Так или иначе, наша поездка расстроилась. Письмо А. В. Луначарского к Карахану сохранилось у меня, мы с Есениным не успели даже передать это письмо по назначению.
Итак, снова разлука с Есениным, теперь уже не на полтора, а на два года.
Если стать спиною к отелю «Люкс» на улице Горького (ныне гостиница «Центральная»), то на противоположной стороне нельзя было не заметить вывеску кафе «Стойло Пегаса». В то время улица эта была узкой. Вот в этом–то кафе я вновь встретил Есенина в начале августа 1923 года.
Встреча была настолько своеобразной и так ярко мне запомнилась, что я не могу не описать ее во всех подробностях. Но перед этим я должен сказать несколько слов, что было с нами в промежуток между 1921 и 1923 годами.
Есенин через несколько месяцев после нашей разлуки познакомился в студии художника Якулова с гостившей в Москве Айседорой Дункан, на которую он произвел такое сильное впечатление, что она не могла себе представить дальнейшей жизни без Есенина. Он искренне ответил ей на ее большое чувство, и они отправились вместе за границу, где у Дункан предстояли публичные выступления во многих городах многих стран.
Я вернулся из Грузии в Москву в середине 1922 года. В это время «Стойло Пегаса» уже существовало. В правлении «Ассоциации вольнодумцев» были в то время Мариенгоф, Иван Грузинов, Николай Эрдман и Матвей Ройзман. Я был введен в правление и стал принимать участие в заседаниях и выступлениях.
Мы знали по письмам Есенина, что гастроли Айседоры Дункан в скором времени заканчиваются и что приближается момент возвращения супругов в Москву, но точного дня приезда никто из нас не знал.
И вот однажды, в начале августа 1923 года, когда я находился в «Стойле Пегаса» и только что собирался заказать себе обед, с шумом распахнулась дверь кафе и появился Есенин. В первую минуту я заметил только его. Он подбежал ко мне, мы кинулись в объятия друг к другу. Как бывает всегда, когда происходят неожиданные встречи друзей, хочется сказать много, но, в сущности, ничего не говоришь, а только улыбаешься, смотришь другу в глаза, потом начинаешь ронять первые попавшиеся слова, иногда не имеющие никакого отношения к данному моменту. Так было и на этот раз. Я не успел еще прийти в себя, как Есенин, показывая на стройную даму, одетую с необыкновенным изяществом, говорит мне:
— Познакомься. Это моя жена, Айседора Дункан. А ей он сказал:
— Это Рюрик Ивнев. Ты знаешь его по моим рассказам.

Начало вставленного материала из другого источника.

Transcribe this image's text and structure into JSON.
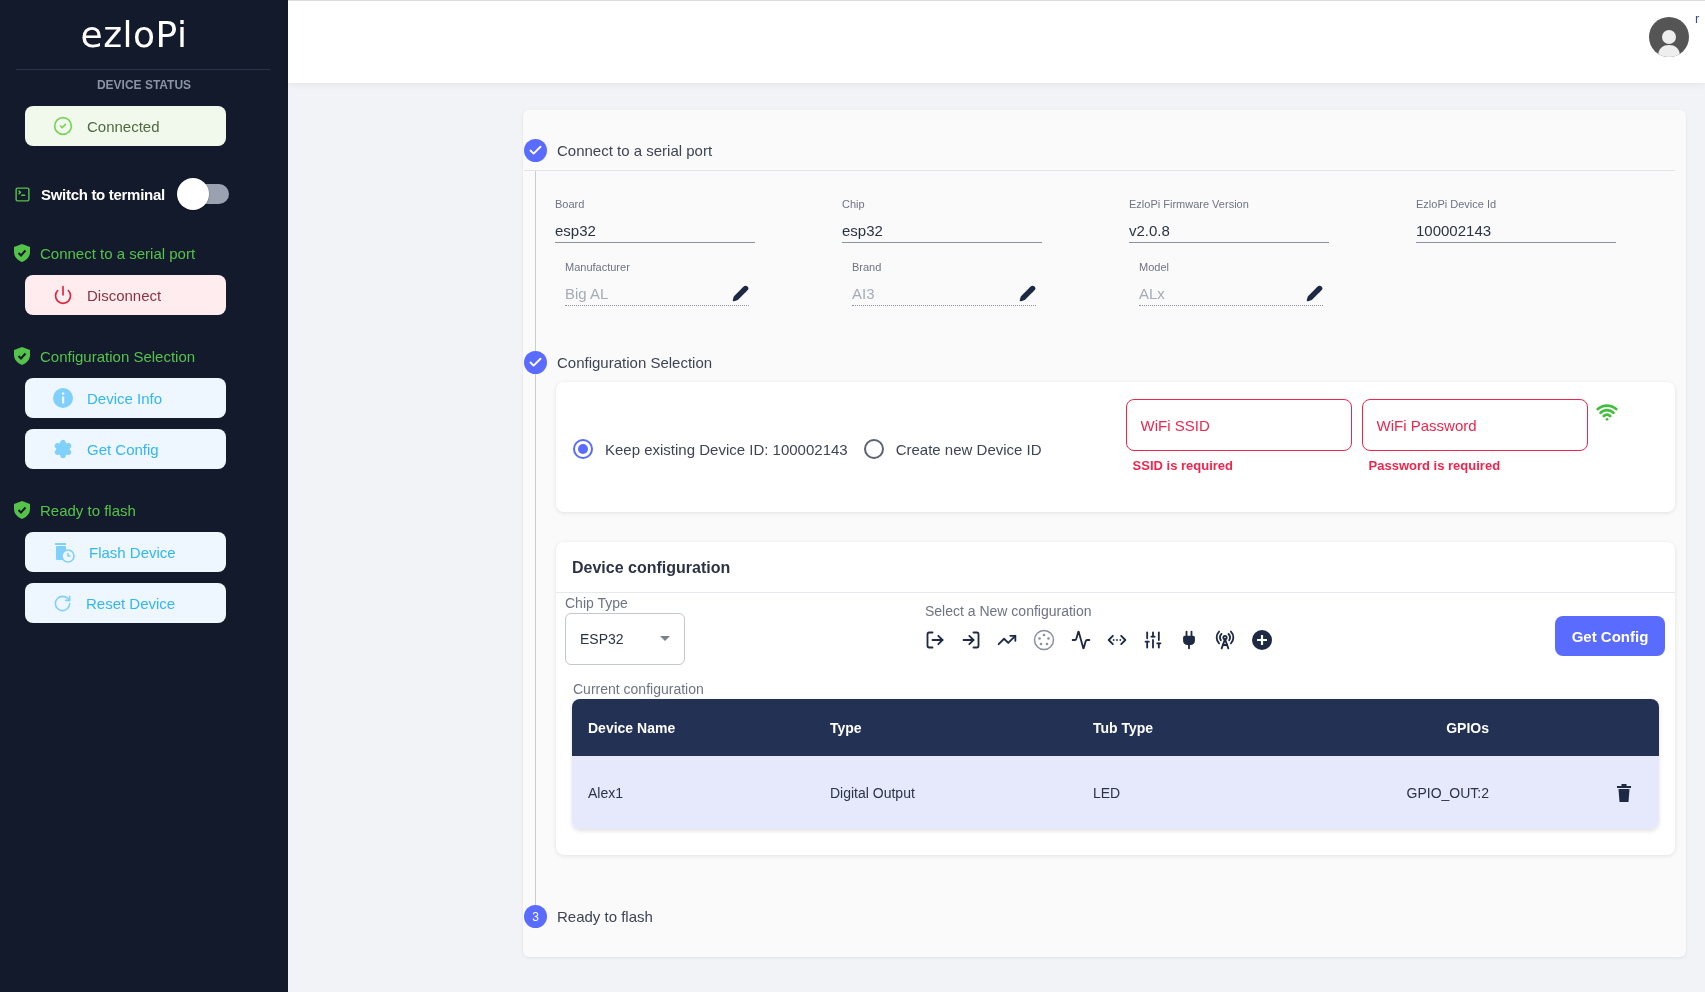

Айседора ласково смотрела на меня и, протягивая руку, сказала на ломаном русском языке:
— Я много слышал и очень рада… знакомить… Вслед за Дункан Есенин познакомил меня с ее приемной дочерью Ирмой и мужем дочери— Шнейдером.
Я всмотрелся в Есенина. Он как будто такой же, совсем не изменившийся, будто мы и не расставались с ним надолго. Те же глаза с одному ему свойственными искорками добродушного лукавства. Та же обаятельная улыбка, но проглядывает, пока еще неясно, что–то новое, какая–то небывалая у него прежде наигранность, какое–то еле уловимое любование своим «европейским блеском», безукоризненным костюмом, шляпой. Он незаметно для самого себя теребил свои тонкие лайковые перчатки, перекладывая трость с костяным набалдашником из одной руки в другую.